Mientras Gardner, junto a muchos otros, denunciaba al Dr. Reich en todos los medios, los miembros de la Asociación Médica y de la Asociación Psicoanalítica Americana presionaron al gobierno para que Reich fuera procesado como un chiflado o como un “charlatán”. El Dr. Wilhelm Reich, ya por delirio de grandeza o por compromiso con sus principios e ideales libertarios (hagan su propia elección), se negó a admitir que el gobierno tuviera derecho a juzgar las teorías científicas y, como resultado, fue condenado por desobediencia a la corte. Sin embargo, el gobierno procedió con la quema de libros y con la destrucción a hachazos del equipo del laboratorio de Reich. Más tarde lo metieron en la cárcel, donde murió de un ataque cardíaco después de unos meses. El compañero de trabajo de Reich, el Dr. Michael Solvert, se suicidó poco tiempo después.

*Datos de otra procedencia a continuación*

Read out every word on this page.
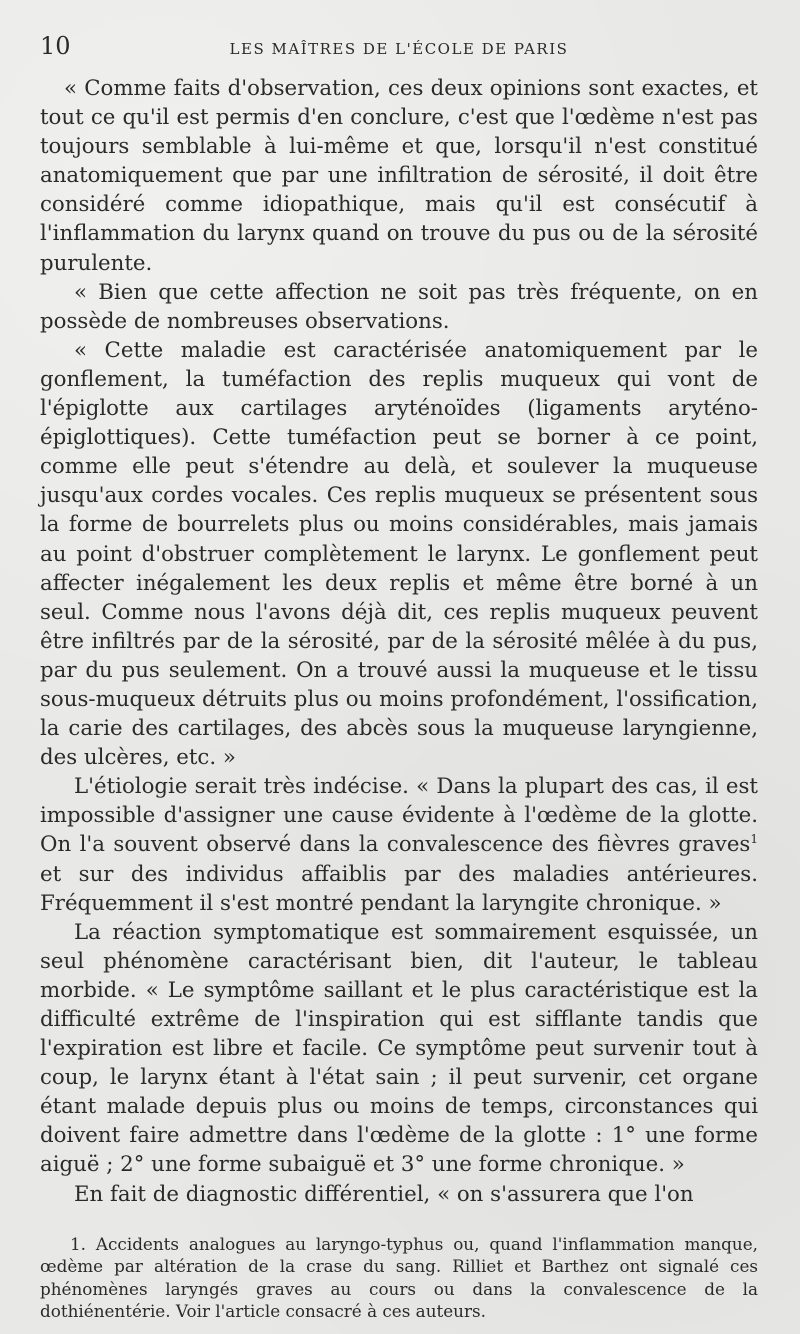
10	LES MAÎTRES DE L'ÉCOLE DE PARIS

« Comme faits d'observation, ces deux opinions sont exactes, et tout ce qu'il est permis d'en conclure, c'est que l'œdème n'est pas toujours semblable à lui-même et que, lorsqu'il n'est constitué anatomiquement que par une infiltration de sérosité, il doit être considéré comme idiopathique, mais qu'il est consécutif à l'inflammation du larynx quand on trouve du pus ou de la sérosité purulente.

« Bien que cette affection ne soit pas très fréquente, on en possède de nombreuses observations.

« Cette maladie est caractérisée anatomiquement par le gonflement, la tuméfaction des replis muqueux qui vont de l'épiglotte aux cartilages aryténoïdes (ligaments aryténo-épiglottiques). Cette tuméfaction peut se borner à ce point, comme elle peut s'étendre au delà, et soulever la muqueuse jusqu'aux cordes vocales. Ces replis muqueux se présentent sous la forme de bourrelets plus ou moins considérables, mais jamais au point d'obstruer complètement le larynx. Le gonflement peut affecter inégalement les deux replis et même être borné à un seul. Comme nous l'avons déjà dit, ces replis muqueux peuvent être infiltrés par de la sérosité, par de la sérosité mêlée à du pus, par du pus seulement. On a trouvé aussi la muqueuse et le tissu sous-muqueux détruits plus ou moins profondément, l'ossification, la carie des cartilages, des abcès sous la muqueuse laryngienne, des ulcères, etc. »

L'étiologie serait très indécise. « Dans la plupart des cas, il est impossible d'assigner une cause évidente à l'œdème de la glotte. On l'a souvent observé dans la convalescence des fièvres graves$^1$ et sur des individus affaiblis par des maladies antérieures. Fréquemment il s'est montré pendant la laryngite chronique. »

La réaction symptomatique est sommairement esquissée, un seul phénomène caractérisant bien, dit l'auteur, le tableau morbide. « Le symptôme saillant et le plus caractéristique est la difficulté extrême de l'inspiration qui est sifflante tandis que l'expiration est libre et facile. Ce symptôme peut survenir tout à coup, le larynx étant à l'état sain ; il peut survenir, cet organe étant malade depuis plus ou moins de temps, circonstances qui doivent faire admettre dans l'œdème de la glotte : 1° une forme aiguë ; 2° une forme subaiguë et 3° une forme chronique. »

En fait de diagnostic différentiel, « on s'assurera que l'on

1. Accidents analogues au laryngo-typhus ou, quand l'inflammation manque, œdème par altération de la crase du sang. Rilliet et Barthez ont signalé ces phénomènes laryngés graves au cours ou dans la convalescence de la dothiénentérie. Voir l'article consacré à ces auteurs.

Sería reconfortante pensar que Reich estaba tan loco, tan chiflado, como sugiere Gardner. Esta sería la actitud sensata y conservadora. Es un tanto inquietante pensar que los libros que son quemados en las naciones democráticas puedan contener algo valioso, así como los libros que son quemados en los países no democráticos.

Aún así, la quema de libros es un tanto grosera. Deja un mal olor para quienes crecimos con Burke, Jefferson y Mill.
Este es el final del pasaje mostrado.